Sudbury Regional Hospital Emergency Department Performance Worsening

In a development that is concerning for proper patient care Carol Mulligan of the Sudbury Star has published a story on a report made to the board of directors of Sudbury Regional Hospital about the hospital’s performance in relation to the provincial wait time strategy for emergency department rooms. She quotes David McNeil, vice-president of clinical programs and chief nursing officer at Sudbury Regional Hospital as stating that the emergency department has become one of the worst in Ontario.

Increased Wait Times

Eighty per cent of people who visit emergency are considered low acuity or less ill — so most are being seen within six or seven hours of being triaged in emergency. But for the 20% of high acuity patients, the wait can be much, much longer. The average wait time in the SRH emergency for seriously ill patients is now 7.9 hours, compared with the provincial average of 5.8 hours.

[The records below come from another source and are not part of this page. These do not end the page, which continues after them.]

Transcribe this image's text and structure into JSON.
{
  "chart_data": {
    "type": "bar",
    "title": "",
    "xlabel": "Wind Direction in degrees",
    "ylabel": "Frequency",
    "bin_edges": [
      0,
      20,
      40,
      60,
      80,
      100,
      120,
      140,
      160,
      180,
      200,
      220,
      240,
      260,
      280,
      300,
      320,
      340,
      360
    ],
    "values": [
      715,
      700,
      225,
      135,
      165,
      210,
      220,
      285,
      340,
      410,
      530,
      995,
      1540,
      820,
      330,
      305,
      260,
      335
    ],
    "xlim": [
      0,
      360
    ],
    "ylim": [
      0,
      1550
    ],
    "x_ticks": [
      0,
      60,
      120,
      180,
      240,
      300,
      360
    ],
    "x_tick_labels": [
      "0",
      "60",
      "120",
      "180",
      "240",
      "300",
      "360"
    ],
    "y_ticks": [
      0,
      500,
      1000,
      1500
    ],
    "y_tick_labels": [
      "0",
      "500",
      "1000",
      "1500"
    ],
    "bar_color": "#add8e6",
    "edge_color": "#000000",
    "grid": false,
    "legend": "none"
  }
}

For less acute patients, the wait time is 3.4 hours, versus the provincial 2.3 hours. The figures are for April, May and June of this year.

Emergency room wait times are measured in three ways. The first is the median wait time – the halfway point for patient waits. The second is average wait time. The third is the 90th percentile wait time – the point by which 90% of patients have been seen. It is in the last category that Sudbury Regional’s emergency wait times markedly increase against the provincial average. The 90% completed average for seriously ill patients is 18.4 hours, versus 11.3 hours for the provinces. For less acute patients, the 90% average is 6.7 hours, versus 4.4 for the rest of Ontario.

Shortage of Emergency Room Physicians

Long emergency waits are being caused by two main factors. The first is the shortage of beds to which patients admitted in emergency can be transferred. The second is the shortage of emergency room physicians. Despite recruitment efforts, the hospital is still short five emergency room doctors. This is an alarming situation that can only impact negatively on the capacity of the physician complement to meet the standard of care required of them. Negligence claims against emergency room physicians are amongst the most frequent brought against medical specialists.

Delay in Hospital Admission

David McNeil states that even if a full complement of emergency doctors were hired the hospital still has an inpatient bed capacity challenge. What that means is that the sickest patients are waiting the longest in the emergency department. That is because they often remain in emergency on stretchers awaiting transfer to a bed on a medical floor, a move that is often delayed because of the shortage of beds in the hospital.